Once you have the consumer group ID, you can use the admin API or UI to Monitor Consumer Lag.

In the following sections, we will describe how to troubleshoot when you notice that one of these indicators signals a problem.

Query Saturation

Query saturation measures the percentage of time a query-processing thread spends processing records, for example serializing/deserializing, evaluating expressions, and reading/writing state for aggregations and joins. When a query processing thread is not doing work, it’s waiting for new records to process, so if a query-processing thread is almost always busy, it likely can’t keep up with its source topic partitions. This metric returns the maximum value across all queries in a ksqlDB cluster. Check this metric when consumer group lag is growing.

You can inspect current and historical values of this metric in the Performance tab in the ksqlDB web interface. You can also use the Metrics API to query the current and historical saturation.

Troubleshooting

High Storage Utilization

If your cluster is running out of storage space, you have a couple options.
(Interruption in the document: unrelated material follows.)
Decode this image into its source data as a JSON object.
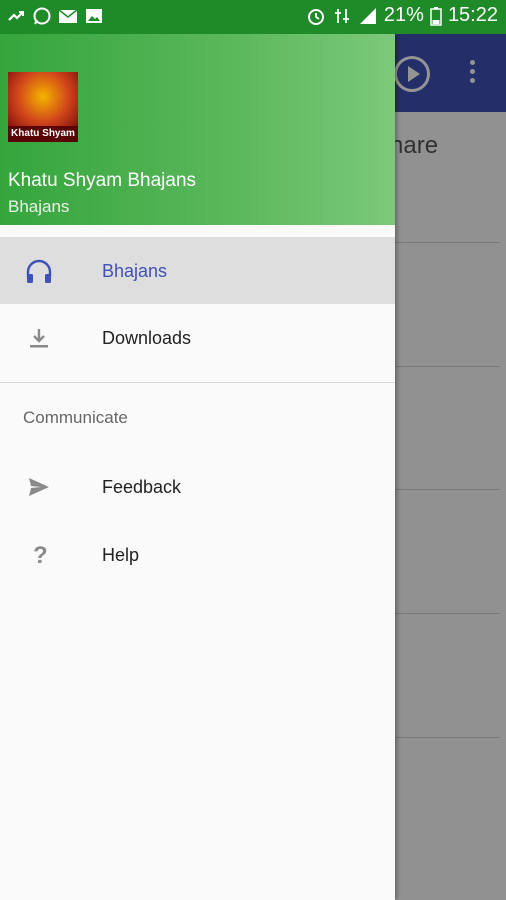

The simplest option is to provision a cluster with more CSUs. Each CSU gets you 125 GB of storage space. However be aware that for 8 and 12 CSUs, ksqlDB automatically maintains replicas of your data, so to expand storage past 4 CSUs you must expand to 12 CSUs. The following table shows how storage is provisioned for ksqlDB clusters.

Number of CSUs Storage User-available storage
1 125 GB 125 GB
2 250 GB 250 GB
4 500 GB 500 GB
8 1000 GB 500 GB*
12 1500 GB 750 GB*

Note

* 8-CSU or 12-CSU clusters are configured with high availability, which means that half of the storage is used for keeping data replicas.

Before provisioning a cluster with more CSUs, you may want to make sure that your storage usage is not skewed such that the storage cannot be distributed across the cluster. To check this, use the Metrics API to query the storage usage broken down by task.

Each CSU adds 125GB of storage, and each task can only be run on 1 CSU. If you have a small number of tasks that store 125GB of data or more, adding CSUs won’t help, because the storage from these tasks can’t be distributed across the cluster.

If your storage usage is skewed, or you want to try to optimize your storage usage, you can find the queries that use lots of storage, and either drop or change the query or data to prevent skew or reduce footprint. Use the Metrics API to query current and historical state usage by query.

Ultimately, the feasibility of preventing skew or reducing footprint depends on your workload.

  • You may find that the source topic for a table has just one partition, and therefore a query that materializes the table runs only a single stateful task. You can mitigate this situation by repartitioning your source topic to increase the number of partitions.
  • You may find that one or a few partitions of your source topic contain all or most of its data. In this scenario, consider changing the partitioning scheme.

Growing Consumer Lag

To troubleshoot growing consumer lag, first determine whether your query is actually processing data by looking at the current committed offset. If this value is steadily increasing, records are being processed. If not, the query is probably failing and you’ll need to look at the query status page to see why.

If the query isn’t making progress, it may be bottlenecked on an external service (like Apache Kafka®), or on ksqlDB resources. If the query is bottlenecked on ksqlDB resources, you must provision another ksqlDB cluster with more CSUs.

To determine if ksqlDB is bottlenecked on limited resources, look at the query saturation metric. If this metric’s value is consistently higher than 80 percent (.80), ksqlDB is likely not able to keep up with the append rate at its source topics, and you should try adding CSUs.

Note that even if query saturation is high, it may not help to provision a cluster with more CSUs. This is because it’s possible that the load coming to your queries is skewed to a small set of tasks that cannot be distributed across more CSUs. We currently do not support querying utilization at the query or task level, so you will need to try adding CSUs for now.